The truth: Chlorine gets a bad rap when it comes to eyes getting irritated after being opened in swimming pools. The chlorine isn’t the problem at all. It’s a pH imbalance that causes swimmers to experience burning red eyes. Maintain a swimming pool water chemistry with a pH level between 7.2 and 7.6 to avoid eye irritation.
Swimming Pool Myth #2
The misleading myth: Saltwater pools are chlorine-free environments.
The truth: Saltwater pools are sanitized by chlorine that’s created when the saltwater becomes charged with an electrical current in the pool system. The process that creates chlorine is called electrolysis. There is a very real difference between chlorine in a chlorine swimming pool and the chlorine in a saltwater pool. In saltwater pools, the natural chlorine is easier on the skin, doesn’t cause eye discomfort, and doesn’t fade swimwear. Saltwater pools require fewer chemicals than chlorinated pools, yet the chlorine produced by electrolysis serves as a good disinfectant.
Swimming Pool Myth #3
The misleading myth: Saltwater pools don’t need to be shocked.

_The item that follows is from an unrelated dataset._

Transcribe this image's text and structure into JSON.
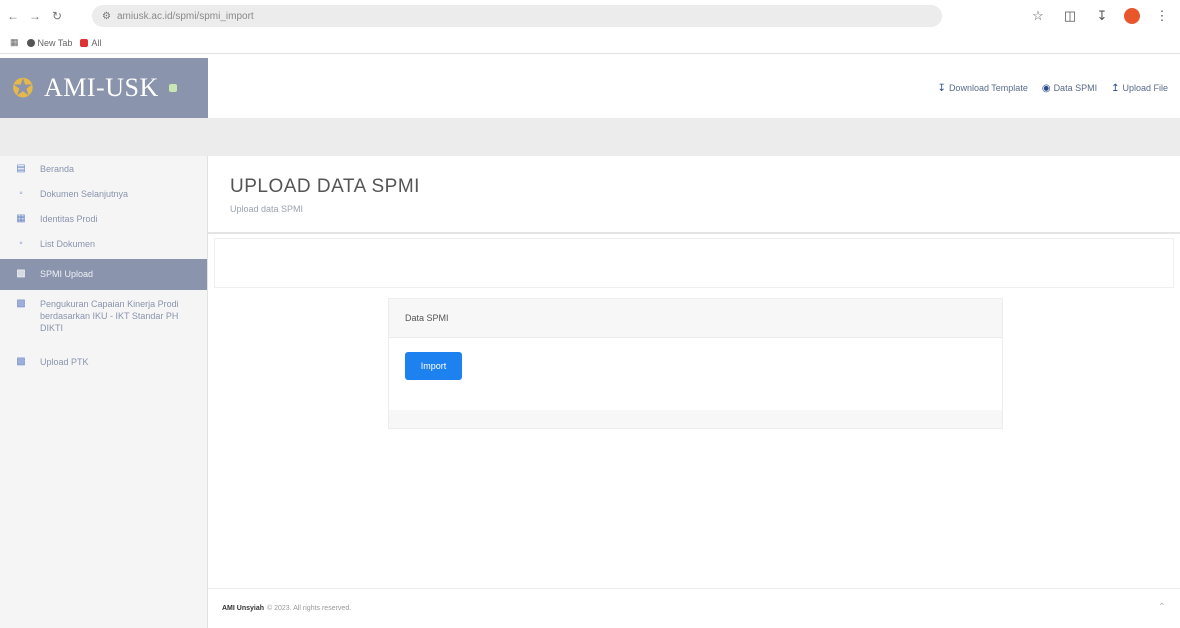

The truth: To dispel another common misconception, the fact is that shocking saltwater pools is a necessity for purposes of sanitization and prevention of algae growth.
Swimming Pool Myth #4
The misleading myth: Don’t hesitate to swim in a clear pool because of the fact that it’s clear-looking means that it is healthy and clean.
The truth: Judging whether a pool is safe to swim in should not be based on its appearance. The chemistry of the pool water is what matters. Microorganisms can grow to unhealthy levels without creating obvious murkiness. Swimming pools should be tested at least weekly to ensure that the water chemistry is doing the important job of ensuring a healthy swimming environment.
Swimming Pool Myth #5
The misleading myth: You will get cramps if you don’t wait an hour after eating before you get in the swimming pool.
The truth: The issue that can actually cause you to develop a cramp if you swim too soon after eating is a matter of science, but it rarely happens. The concern is that when the stomach is busily digesting food, more of the blood in your body is helping with the digestive process. Hence, other muscles temporarily have less blood. If those muscles are overworked, there is a chance it can result in cramping. To heed your mother’s warning about avoiding a cramp, eat a lighter meal, and ease into resuming activities when you resume swimming after you’ve eaten.
The swimming pool technicians at Pool Works specialize in keeping pools sparkling clean and chemically well-balanced. For pool services that will make your pool inviting to the most discerning of swimmers, visit our Lakeland, Florida, location.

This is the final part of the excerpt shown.